Architectural Decision: Setting temperature=0.0 is crucial for fact-based Q&A systems. It forces the model to be more deterministic and stick closely to the provided context, reducing creative (and potentially inaccurate) outputs.

Production Considerations and Advanced Optimizations

While the above implementation is functional, deploying it at scale requires further consideration.

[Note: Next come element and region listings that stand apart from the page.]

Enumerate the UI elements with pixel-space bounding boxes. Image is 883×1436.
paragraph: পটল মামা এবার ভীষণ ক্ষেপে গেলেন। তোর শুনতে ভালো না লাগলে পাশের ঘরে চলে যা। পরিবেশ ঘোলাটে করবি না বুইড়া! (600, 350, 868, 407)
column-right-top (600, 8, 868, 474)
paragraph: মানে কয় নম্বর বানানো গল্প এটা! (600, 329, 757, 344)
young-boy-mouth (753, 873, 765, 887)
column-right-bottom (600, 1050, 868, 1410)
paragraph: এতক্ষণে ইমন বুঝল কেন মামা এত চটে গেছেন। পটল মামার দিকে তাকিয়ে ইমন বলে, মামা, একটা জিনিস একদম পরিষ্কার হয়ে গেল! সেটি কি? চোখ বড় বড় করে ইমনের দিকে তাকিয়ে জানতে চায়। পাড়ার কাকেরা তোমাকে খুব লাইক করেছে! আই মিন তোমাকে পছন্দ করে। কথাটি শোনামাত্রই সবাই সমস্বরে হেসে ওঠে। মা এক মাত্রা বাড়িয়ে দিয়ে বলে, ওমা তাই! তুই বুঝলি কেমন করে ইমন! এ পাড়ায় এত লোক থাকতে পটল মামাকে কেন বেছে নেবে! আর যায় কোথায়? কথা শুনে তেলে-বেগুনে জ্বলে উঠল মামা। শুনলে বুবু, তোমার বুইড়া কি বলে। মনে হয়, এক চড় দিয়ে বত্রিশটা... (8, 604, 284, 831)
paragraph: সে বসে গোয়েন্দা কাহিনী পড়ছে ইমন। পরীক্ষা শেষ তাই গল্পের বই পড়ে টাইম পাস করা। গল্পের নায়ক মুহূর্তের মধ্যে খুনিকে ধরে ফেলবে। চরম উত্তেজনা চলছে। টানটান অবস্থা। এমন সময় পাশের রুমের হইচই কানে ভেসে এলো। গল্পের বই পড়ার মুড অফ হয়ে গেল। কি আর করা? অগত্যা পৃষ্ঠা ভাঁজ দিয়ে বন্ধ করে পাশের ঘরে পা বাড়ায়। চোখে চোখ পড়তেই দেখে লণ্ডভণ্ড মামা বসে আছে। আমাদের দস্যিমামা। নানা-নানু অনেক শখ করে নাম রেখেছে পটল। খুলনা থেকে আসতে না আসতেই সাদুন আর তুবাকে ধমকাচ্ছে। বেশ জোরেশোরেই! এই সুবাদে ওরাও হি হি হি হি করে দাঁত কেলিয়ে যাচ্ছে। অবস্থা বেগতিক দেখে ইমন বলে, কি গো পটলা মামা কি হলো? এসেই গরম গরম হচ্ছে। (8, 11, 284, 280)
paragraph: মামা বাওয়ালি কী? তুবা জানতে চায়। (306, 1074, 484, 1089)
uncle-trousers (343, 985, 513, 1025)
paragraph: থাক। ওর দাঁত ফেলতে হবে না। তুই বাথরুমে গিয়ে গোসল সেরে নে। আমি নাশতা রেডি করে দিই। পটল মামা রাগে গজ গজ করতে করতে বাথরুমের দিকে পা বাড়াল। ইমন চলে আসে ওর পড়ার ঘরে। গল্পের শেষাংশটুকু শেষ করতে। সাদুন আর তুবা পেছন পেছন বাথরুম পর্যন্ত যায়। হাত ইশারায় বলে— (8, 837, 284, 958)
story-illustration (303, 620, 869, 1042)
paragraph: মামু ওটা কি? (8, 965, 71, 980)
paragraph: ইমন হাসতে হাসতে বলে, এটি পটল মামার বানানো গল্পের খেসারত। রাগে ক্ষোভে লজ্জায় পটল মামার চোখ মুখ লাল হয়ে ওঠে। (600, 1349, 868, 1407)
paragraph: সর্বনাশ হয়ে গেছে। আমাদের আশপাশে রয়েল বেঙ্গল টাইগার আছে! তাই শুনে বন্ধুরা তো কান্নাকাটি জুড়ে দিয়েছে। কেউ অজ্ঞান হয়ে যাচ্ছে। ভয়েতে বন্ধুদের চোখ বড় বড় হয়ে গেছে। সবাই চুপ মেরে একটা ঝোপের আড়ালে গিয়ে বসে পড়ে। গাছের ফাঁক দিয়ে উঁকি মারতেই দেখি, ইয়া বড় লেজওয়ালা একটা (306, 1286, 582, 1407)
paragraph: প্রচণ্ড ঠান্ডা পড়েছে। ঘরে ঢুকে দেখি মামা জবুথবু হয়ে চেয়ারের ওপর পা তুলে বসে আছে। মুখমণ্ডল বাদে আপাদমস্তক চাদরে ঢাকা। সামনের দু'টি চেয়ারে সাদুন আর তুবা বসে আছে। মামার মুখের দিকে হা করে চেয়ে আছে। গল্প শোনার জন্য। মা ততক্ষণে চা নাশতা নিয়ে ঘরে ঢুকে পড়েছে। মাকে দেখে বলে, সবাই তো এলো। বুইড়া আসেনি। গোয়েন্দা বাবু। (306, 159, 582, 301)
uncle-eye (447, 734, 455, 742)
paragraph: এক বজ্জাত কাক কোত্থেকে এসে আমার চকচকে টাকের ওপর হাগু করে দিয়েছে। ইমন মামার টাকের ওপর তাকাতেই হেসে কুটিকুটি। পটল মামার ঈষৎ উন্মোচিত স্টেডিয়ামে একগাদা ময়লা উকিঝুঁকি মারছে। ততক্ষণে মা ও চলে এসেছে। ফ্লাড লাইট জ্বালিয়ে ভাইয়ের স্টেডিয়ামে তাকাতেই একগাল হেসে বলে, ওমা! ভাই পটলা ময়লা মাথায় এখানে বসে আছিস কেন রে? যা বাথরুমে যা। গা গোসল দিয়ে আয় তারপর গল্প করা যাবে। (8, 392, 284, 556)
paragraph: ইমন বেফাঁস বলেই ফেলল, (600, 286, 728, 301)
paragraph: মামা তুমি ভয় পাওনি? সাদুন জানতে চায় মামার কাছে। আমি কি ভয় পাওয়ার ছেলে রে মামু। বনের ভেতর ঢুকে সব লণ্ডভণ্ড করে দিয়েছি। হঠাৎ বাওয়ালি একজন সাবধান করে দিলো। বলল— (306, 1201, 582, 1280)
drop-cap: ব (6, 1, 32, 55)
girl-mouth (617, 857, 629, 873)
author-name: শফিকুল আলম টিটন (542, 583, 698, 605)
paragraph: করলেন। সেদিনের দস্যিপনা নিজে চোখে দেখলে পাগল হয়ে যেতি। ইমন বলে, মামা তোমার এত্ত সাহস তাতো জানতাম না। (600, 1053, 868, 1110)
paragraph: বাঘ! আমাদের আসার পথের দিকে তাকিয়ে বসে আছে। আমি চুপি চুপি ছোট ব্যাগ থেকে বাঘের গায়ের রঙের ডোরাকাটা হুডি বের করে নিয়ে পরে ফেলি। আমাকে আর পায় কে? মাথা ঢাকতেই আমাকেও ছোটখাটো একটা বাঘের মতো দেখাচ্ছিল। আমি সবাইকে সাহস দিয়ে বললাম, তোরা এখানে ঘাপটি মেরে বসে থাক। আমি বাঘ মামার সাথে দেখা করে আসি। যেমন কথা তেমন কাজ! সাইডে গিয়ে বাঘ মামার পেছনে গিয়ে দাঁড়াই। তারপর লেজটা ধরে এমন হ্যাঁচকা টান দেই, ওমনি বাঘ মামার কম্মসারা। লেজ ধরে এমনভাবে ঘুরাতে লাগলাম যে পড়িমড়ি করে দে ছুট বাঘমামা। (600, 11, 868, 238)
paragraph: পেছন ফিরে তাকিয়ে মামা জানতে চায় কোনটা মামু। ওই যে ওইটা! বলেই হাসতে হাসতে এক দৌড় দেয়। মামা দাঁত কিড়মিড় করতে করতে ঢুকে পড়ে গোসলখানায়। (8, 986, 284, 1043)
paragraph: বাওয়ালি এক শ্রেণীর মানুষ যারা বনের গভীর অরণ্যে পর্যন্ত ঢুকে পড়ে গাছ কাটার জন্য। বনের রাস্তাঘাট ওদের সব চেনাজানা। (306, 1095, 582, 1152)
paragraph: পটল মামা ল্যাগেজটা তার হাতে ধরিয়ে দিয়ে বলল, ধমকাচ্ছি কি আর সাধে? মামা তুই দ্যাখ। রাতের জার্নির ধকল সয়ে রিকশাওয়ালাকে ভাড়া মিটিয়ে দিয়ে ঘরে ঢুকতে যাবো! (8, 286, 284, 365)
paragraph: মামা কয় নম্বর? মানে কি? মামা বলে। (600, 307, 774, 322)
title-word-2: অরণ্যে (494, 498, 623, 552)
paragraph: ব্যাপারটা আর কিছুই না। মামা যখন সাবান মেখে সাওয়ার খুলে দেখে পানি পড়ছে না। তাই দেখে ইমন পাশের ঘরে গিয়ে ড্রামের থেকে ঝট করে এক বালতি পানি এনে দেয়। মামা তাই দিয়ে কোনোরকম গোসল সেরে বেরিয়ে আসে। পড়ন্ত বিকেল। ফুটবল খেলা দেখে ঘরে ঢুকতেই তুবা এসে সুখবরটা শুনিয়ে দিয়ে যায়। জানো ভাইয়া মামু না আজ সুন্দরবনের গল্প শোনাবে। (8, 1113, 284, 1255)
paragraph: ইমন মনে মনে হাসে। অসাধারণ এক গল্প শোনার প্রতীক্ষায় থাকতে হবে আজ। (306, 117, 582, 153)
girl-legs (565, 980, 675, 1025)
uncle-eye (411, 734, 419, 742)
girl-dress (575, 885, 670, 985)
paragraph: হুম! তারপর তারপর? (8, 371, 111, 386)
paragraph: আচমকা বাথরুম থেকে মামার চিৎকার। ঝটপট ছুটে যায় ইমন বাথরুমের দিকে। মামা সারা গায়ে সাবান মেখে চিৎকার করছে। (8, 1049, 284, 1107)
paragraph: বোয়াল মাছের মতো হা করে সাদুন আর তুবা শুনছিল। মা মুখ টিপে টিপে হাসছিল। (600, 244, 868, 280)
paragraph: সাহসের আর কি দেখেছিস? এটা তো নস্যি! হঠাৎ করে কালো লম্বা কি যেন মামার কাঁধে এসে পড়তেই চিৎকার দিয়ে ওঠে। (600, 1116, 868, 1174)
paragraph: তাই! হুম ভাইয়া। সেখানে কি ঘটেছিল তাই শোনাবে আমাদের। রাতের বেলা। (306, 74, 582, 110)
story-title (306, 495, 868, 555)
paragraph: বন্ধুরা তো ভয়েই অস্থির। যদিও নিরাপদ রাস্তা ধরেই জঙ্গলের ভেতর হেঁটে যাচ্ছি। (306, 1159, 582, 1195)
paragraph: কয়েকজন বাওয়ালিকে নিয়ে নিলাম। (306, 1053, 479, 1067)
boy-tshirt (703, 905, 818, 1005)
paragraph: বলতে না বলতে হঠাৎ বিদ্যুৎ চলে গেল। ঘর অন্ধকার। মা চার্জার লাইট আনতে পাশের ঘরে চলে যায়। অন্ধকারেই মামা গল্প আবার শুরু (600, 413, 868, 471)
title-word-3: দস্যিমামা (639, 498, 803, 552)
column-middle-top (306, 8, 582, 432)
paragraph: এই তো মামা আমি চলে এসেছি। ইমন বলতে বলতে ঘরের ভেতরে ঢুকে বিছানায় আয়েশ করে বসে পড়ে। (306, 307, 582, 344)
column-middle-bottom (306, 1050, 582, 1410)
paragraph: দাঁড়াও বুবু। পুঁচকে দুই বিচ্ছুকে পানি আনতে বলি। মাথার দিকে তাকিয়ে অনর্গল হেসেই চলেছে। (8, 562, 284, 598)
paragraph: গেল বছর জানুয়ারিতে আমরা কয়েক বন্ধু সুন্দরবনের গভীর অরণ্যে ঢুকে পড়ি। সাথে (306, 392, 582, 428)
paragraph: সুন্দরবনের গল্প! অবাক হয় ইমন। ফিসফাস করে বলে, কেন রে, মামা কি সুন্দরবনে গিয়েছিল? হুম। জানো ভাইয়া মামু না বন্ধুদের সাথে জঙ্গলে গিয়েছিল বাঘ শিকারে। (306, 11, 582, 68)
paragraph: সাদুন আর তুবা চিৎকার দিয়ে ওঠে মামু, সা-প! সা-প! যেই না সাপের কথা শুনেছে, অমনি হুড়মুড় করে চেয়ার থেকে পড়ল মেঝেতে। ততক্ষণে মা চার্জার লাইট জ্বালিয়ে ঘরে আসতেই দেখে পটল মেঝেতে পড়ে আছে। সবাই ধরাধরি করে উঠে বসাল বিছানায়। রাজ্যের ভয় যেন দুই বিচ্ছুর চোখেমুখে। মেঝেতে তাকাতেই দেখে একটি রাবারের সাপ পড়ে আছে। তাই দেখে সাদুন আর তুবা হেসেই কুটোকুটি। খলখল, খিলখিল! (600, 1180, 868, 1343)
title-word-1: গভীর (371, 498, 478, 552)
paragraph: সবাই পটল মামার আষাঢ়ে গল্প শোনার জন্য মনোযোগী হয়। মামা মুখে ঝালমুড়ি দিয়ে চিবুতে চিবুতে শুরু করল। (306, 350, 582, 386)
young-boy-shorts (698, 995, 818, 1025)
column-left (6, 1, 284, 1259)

1. Evaluation: A RAG system is only as good as its retrieval quality. Implement an evaluation pipeline using a "golden dataset" of (question, expected answer, context) tuples. Key metrics include Context Precision(is the retrieved context relevant?), Context Recall (was all the necessary context retrieved?), and Faithfulness (does the final answer stay within the context?).
2. Hybrid Search: Pure vector search can sometimes fail on queries containing specific keywords, acronyms, or codes. Augmenting vector search with a traditional keyword search algorithm like BM25 can provide a more robust retrieval system. This involves running two searches in parallel and combining the results.
3. Re-ranking: The initial top-k retrieval is optimized for speed. To improve relevance, a second-stage re-ranking model (typically a cross-encoder) can be used. This model takes the query and each of the top-k retrieved documents and computes a more accurate relevance score, re-ordering the results before they are passed to the LLM.
4. Scalability:
   • Database: For PostgreSQL, use connection pooling (e.g., PgBouncer) and consider read replicas to handle high query loads.
   • Inference: LLM APIs are a bottleneck. Implement caching for identical queries. For very high throughput, investigate hosting open-source models on dedicated GPU infrastructure using tools like Triton Inference Server.

Conclusion

Building a RAG system from scratch reveals the intricate interplay between data processing, vector search, and language modeling. By deconstructing the pipeline into its core indexing and inference components, engineering leaders can make informed architectural decisions that balance performance, cost, and maintainability.

The stack presented here—Python, pgvector, and the OpenAI API—offers a powerful and accessible starting point. However, the true art of productionizing RAG lies in continuous evaluation and the iterative application of advanced techniques like re-ranking and hybrid search to meet the specific demands of your use case.